Plus d’un mois après les complications graves survenues chez 4 patients traités pour un lymphome au CHU de Nantes (Loire-Atlantique), et qui a causé la mort de 3 d’entre eux (entre le 10 et le 13 novembre), l’accident reste inexpliqué. « Personne ne comprend et ne sait pourquoi ces patients sont morts. Le rapport de l’Igas n’a montré aucune anomalie au niveau de la prescription, de l’indication, de la composition ou de l’administration du médicament », souligne à Pourquoidocteur le Pr Hervé Tilly, hématologue au Centre de lutte contre le cancer Henri Becquerel à Rouen (Normandie).

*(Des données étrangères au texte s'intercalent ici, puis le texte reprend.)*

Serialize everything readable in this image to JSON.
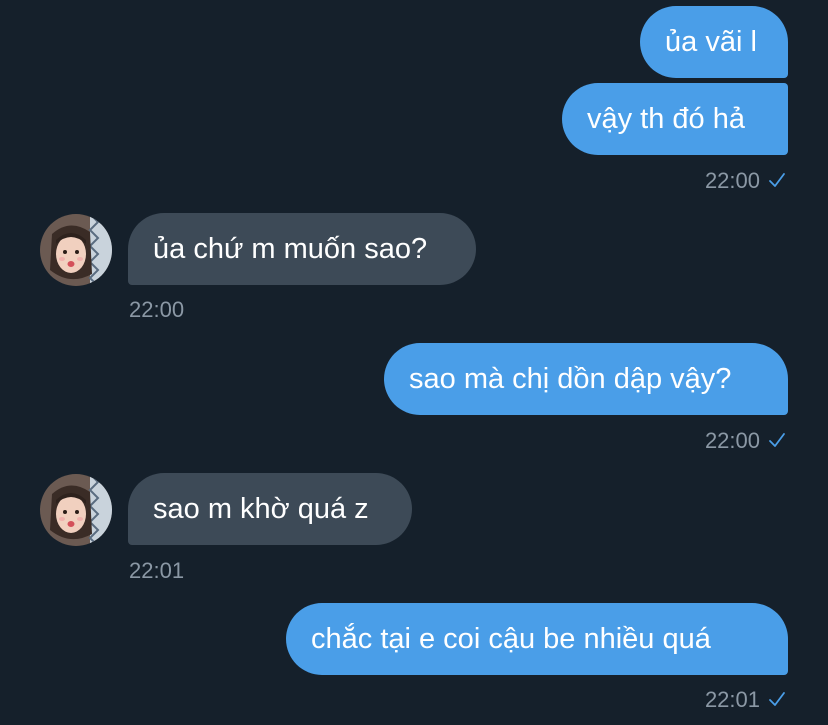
{
  "colors": {
    "background": "#15202b",
    "outgoing_bubble": "#4a9ee8",
    "incoming_bubble": "#3d4a57",
    "timestamp": "#8b98a5",
    "check": "#4a9ee8"
  },
  "messages": [
    {
      "direction": "outgoing",
      "text": "ủa vãi l"
    },
    {
      "direction": "outgoing",
      "text": "vậy th đó hả",
      "time": "22:00",
      "read_icon": "check-icon"
    },
    {
      "direction": "incoming",
      "text": "ủa chứ m muốn sao?",
      "time": "22:00",
      "avatar_icon": "avatar-photo"
    },
    {
      "direction": "outgoing",
      "text": "sao mà chị dồn dập vậy?",
      "time": "22:00",
      "read_icon": "check-icon"
    },
    {
      "direction": "incoming",
      "text": "sao m khờ quá z",
      "time": "22:01",
      "avatar_icon": "avatar-photo"
    },
    {
      "direction": "outgoing",
      "text": "chắc tại e coi cậu be nhiều quá",
      "time": "22:01",
      "read_icon": "check-icon"
    }
  ]
}
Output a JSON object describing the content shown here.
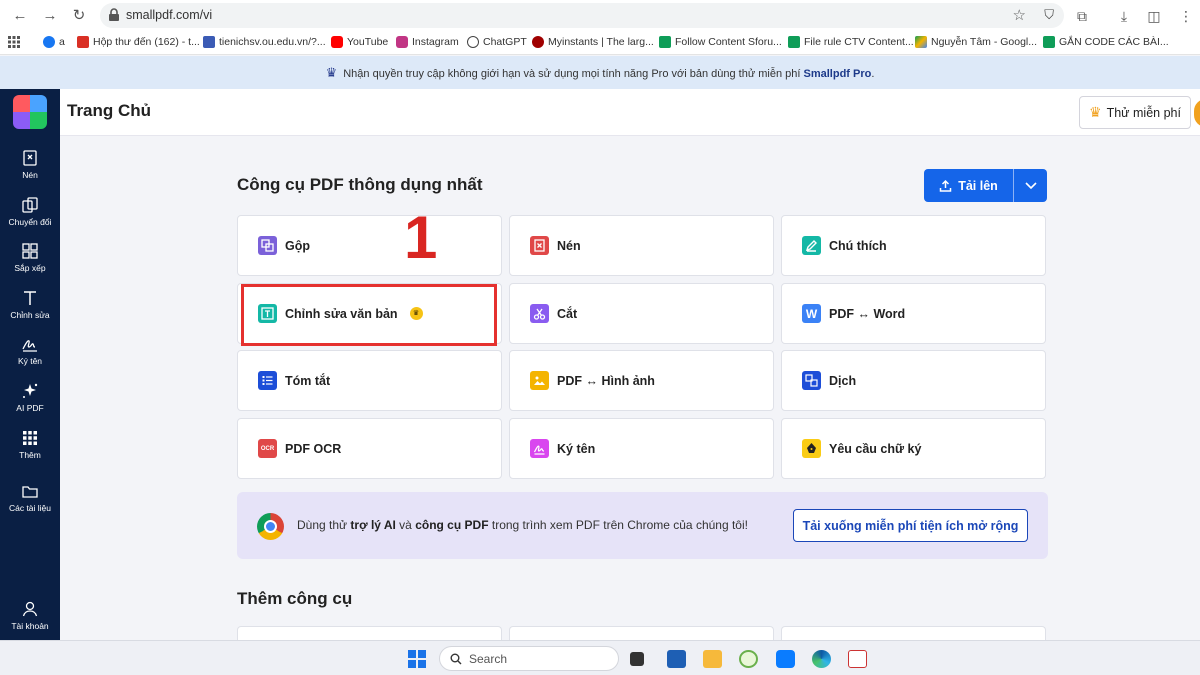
{
  "browser": {
    "url": "smallpdf.com/vi",
    "bookmarks": [
      {
        "label": "a",
        "color": "#1877f2"
      },
      {
        "label": "Hộp thư đến (162) - t...",
        "color": "#d93025"
      },
      {
        "label": "tienichsv.ou.edu.vn/?...",
        "color": "#3b5bb5"
      },
      {
        "label": "YouTube",
        "color": "#ff0000"
      },
      {
        "label": "Instagram",
        "color": "#c13584"
      },
      {
        "label": "ChatGPT",
        "color": "#444444"
      },
      {
        "label": "Myinstants | The larg...",
        "color": "#a00000"
      },
      {
        "label": "Follow Content Sforu...",
        "color": "#0f9d58"
      },
      {
        "label": "File rule CTV Content...",
        "color": "#0f9d58"
      },
      {
        "label": "Nguyễn Tâm - Googl...",
        "color": "#f4b400"
      },
      {
        "label": "GẮN CODE CÁC BÀI...",
        "color": "#0f9d58"
      }
    ]
  },
  "promo": {
    "text_before": "Nhận quyền truy cập không giới hạn và sử dụng mọi tính năng Pro với bản dùng thử miễn phí",
    "brand": "Smallpdf Pro",
    "text_after": "."
  },
  "sidebar": {
    "items": [
      {
        "label": "Nén",
        "icon": "compress-icon"
      },
      {
        "label": "Chuyển đổi",
        "icon": "convert-icon"
      },
      {
        "label": "Sắp xếp",
        "icon": "organize-icon"
      },
      {
        "label": "Chỉnh sửa",
        "icon": "edit-text-icon"
      },
      {
        "label": "Ký tên",
        "icon": "sign-icon"
      },
      {
        "label": "AI PDF",
        "icon": "sparkle-icon"
      },
      {
        "label": "Thêm",
        "icon": "grid-icon"
      },
      {
        "label": "Các tài liệu",
        "icon": "folder-icon"
      },
      {
        "label": "Tài khoản",
        "icon": "user-icon"
      }
    ]
  },
  "header": {
    "title": "Trang Chủ",
    "trial_label": "Thử miễn phí"
  },
  "main": {
    "section_title": "Công cụ PDF thông dụng nhất",
    "upload_label": "Tải lên",
    "tools": [
      {
        "label": "Gộp",
        "color": "#7b61d9"
      },
      {
        "label": "Nén",
        "color": "#e04848"
      },
      {
        "label": "Chú thích",
        "color": "#14b8a6"
      },
      {
        "label": "Chỉnh sửa văn bản",
        "color": "#14b8a6",
        "pro": true
      },
      {
        "label": "Cắt",
        "color": "#8a5cf0"
      },
      {
        "label": "PDF ↔ Word",
        "color": "#3b82f6"
      },
      {
        "label": "Tóm tắt",
        "color": "#1d4ed8"
      },
      {
        "label": "PDF ↔ Hình ảnh",
        "color": "#f4b400"
      },
      {
        "label": "Dịch",
        "color": "#1d4ed8"
      },
      {
        "label": "PDF OCR",
        "color": "#e04848",
        "badge": "OCR"
      },
      {
        "label": "Ký tên",
        "color": "#d946ef"
      },
      {
        "label": "Yêu cầu chữ ký",
        "color": "#facc15"
      }
    ],
    "annotation_number": "1",
    "chrome_promo": {
      "t1": "Dùng thử ",
      "b1": "trợ lý AI",
      "t2": " và ",
      "b2": "công cụ PDF",
      "t3": " trong trình xem PDF trên Chrome của chúng tôi!",
      "button": "Tải xuống miễn phí tiện ích mở rộng"
    },
    "section_title_2": "Thêm công cụ"
  },
  "taskbar": {
    "search_placeholder": "Search"
  }
}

Aucun autre cas n’a été recensé depuis la mi-novembre. Les investigations sont toujours en cours pour comprendre comment 3 patients ont pu décéder la même semaine dans un même service. L’enquête judiciaire se poursuit elle aussi. Une situation « exceptionnelle » qui a conduit le groupe d’experts de l’Institut national du cancer (Inca), dont fait partie le Pr Tilly, et l’Agence nationale du médicament (ANSM) à recommander la suspension du protocole BEAC. Celui utilisé pour les patients de Nantes.
Cette chimiothérapie intensive à base de cyclophosphamide est pourtant prescrite depuis plus de 20 ans en France, et dans le monde. « Nous savons qu’à ces doses là, la cyclophosphamide peut avoir une toxicité pour le cœur mais pour autant, ce qui s’est passé au CHU de Nantes est totalement étonnant. De ce fait, nous avons préféré recommander l’arrêt de ce protocole, à titre de précaution », explique le spécialiste.
Le melphalan à nouveau disponible
Des préconisations suivies par la ministre de la Santé, Marisol Touraine, en raison d’un meilleur approvisionnement du melphalan. Ce traitement de référence connaissait des difficultés d’approvisionnement depuis plusieurs mois, et était réservé aux patients souffrant de myélome (un cancer de la moelle osseuse).
Un seul laboratoire en Europe produit cette molécule pour tous les pays européens et certains pays du monde. De nouvelles difficultés pourraient être à craindre. Le groupe d ‘experts de l’Inca devrait donc se réunir une nouvelle fois dans les prochaines semaines pour « déterminer la conduite à tenir si des tensions d’approvisionnement surviennent », explique le Pr Tilly.
Ainsi, tous les patients atteints d’un lymphome traités par le protocole BEAC devraient recevoir son alternative, le protocole BEAM, tant que les investigations ne permettront pas d’expliquer la cause des décès au CHU de Nantes.